Text does not have to be in shiftJIS, or another known format.
If there is some shiftJIS then four broad scenarios.
1) You just found some debug strings, something the devs left behind, menus or something boring. AKA different parts of the game (even things on screen at the same time or one after the other) can use radically different things.
2) Formatting. I have seen games use 8 bit commands between 16 bit shiftJIS. This means your basic hex editor/viewer will trip up and when it blindly decodes things will fail, until the next 8 bit command and then it starts working again, and then another and it fails, and another and it works...
Should be fairly obvious in the hex (
http://www.rikai.com/library/kanjitables/kanji_codes.sjis.shtml ); most shiftJIS starts each 16 bit run with an 8 or 9, and failing that then E or F so you will see that in the hex but shifted along by 8 bits. You might also try compressing it (covered in a second) as already compressed text will tend not to compress much more where plain text will tend to compress at least a little bit.
3) Compression. The PSP is a modern device that is more than capable of handling a half decent compression routine. Kind of odd to use it on text when you have the same size of UMD either way but far from unheard of.

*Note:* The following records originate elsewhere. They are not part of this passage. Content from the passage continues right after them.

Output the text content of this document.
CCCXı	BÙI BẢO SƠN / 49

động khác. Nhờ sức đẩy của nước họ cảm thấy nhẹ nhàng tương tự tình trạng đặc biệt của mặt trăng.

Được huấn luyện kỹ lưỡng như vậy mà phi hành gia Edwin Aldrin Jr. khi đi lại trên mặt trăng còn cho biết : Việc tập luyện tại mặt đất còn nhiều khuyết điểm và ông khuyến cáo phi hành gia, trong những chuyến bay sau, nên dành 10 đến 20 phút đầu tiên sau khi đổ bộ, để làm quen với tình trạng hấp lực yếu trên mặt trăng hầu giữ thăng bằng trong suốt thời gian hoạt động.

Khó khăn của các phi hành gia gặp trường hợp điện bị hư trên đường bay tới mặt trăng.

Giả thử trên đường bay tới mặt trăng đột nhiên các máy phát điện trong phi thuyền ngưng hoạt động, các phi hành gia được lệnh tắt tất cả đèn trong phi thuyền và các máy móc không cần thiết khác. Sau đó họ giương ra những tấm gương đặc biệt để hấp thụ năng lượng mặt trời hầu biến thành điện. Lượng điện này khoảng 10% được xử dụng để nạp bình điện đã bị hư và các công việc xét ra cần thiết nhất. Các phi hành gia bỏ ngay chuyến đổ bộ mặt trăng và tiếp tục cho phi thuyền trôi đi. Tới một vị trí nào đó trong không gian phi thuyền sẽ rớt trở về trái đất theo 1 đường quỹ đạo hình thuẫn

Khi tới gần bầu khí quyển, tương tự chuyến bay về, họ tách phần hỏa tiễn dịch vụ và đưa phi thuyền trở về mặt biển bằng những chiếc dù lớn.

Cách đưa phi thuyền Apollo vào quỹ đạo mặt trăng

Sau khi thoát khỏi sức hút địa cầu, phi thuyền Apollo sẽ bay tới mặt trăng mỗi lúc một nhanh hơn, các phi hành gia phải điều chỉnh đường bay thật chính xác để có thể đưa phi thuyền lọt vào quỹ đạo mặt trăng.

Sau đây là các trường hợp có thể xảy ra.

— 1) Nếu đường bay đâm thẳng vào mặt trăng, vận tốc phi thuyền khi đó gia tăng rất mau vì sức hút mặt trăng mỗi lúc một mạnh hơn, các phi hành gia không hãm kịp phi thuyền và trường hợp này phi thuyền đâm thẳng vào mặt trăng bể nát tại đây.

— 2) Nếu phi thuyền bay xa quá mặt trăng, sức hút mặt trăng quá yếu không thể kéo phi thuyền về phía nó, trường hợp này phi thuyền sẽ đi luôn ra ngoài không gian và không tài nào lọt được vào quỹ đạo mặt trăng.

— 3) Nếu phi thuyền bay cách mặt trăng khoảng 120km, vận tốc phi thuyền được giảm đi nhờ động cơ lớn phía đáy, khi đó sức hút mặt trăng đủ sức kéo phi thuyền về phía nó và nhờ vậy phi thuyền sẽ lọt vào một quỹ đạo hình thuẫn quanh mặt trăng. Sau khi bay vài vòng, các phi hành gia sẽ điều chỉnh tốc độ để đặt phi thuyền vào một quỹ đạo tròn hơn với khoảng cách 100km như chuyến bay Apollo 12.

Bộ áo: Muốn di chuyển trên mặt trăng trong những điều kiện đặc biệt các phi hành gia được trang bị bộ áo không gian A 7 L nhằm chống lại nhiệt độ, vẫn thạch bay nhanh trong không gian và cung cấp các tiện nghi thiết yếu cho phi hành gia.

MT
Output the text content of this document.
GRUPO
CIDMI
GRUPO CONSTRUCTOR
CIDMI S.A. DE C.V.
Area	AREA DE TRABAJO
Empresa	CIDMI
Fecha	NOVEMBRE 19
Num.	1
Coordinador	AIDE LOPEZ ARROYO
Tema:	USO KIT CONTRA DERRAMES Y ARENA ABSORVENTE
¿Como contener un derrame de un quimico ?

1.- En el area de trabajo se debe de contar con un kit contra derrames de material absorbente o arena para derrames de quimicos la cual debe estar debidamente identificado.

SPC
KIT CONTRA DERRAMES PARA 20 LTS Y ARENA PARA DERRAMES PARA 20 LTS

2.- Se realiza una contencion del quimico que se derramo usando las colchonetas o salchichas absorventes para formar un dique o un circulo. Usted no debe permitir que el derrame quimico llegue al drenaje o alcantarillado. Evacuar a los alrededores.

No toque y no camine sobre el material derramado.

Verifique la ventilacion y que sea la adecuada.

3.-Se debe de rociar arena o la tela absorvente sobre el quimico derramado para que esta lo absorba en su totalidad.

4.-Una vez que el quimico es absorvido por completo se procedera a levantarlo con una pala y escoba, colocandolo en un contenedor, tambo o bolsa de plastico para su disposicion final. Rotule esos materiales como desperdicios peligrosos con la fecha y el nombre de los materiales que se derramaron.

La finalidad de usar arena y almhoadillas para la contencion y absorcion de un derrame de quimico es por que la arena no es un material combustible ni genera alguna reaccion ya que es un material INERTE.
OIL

4) The text of the game is not text but pictures. Fairly common in low text games like puzzle games, though such a thing also extends to visual novels at times and it is far from unusual to see such a thing.
If you are playing with the eboot file then some later ones were encrypted, can be sorted now as we have all the keys so no need to fiddle with things on the PSP any more but you might have to consider that.
At this point we would normally point you at the getting started section on the main page/navigation of the site, around here will also be a starter pack thing linked up. I don't know of much explicitly aimed at the PSP for hacking but you might gain a bit from
http://www.romhacking.net/forum/index.php/topic,14708.0.html . I wrote it for the GBA/DS but the PSP shares a lot in common with the DS as far as general theories of operation -- at the time they were contemporary fairly high power devices with a focus on a file system and file formats, as opposed to most previous devices that were not on a CD or floppy disc that don't do file formats and file systems. Though I will note the PSP often used higher level formats -- you would be hard pressed to find anything other than the web browser for the DS which used JPG, PNG and BMP type formats within the game but I would not be surprised at all to find in a PSP game a common graphics, 3d modelling or similar format I could open up in an otherwise vanilla version of whatever popular or relevant graphics/3d modelling software of the time was.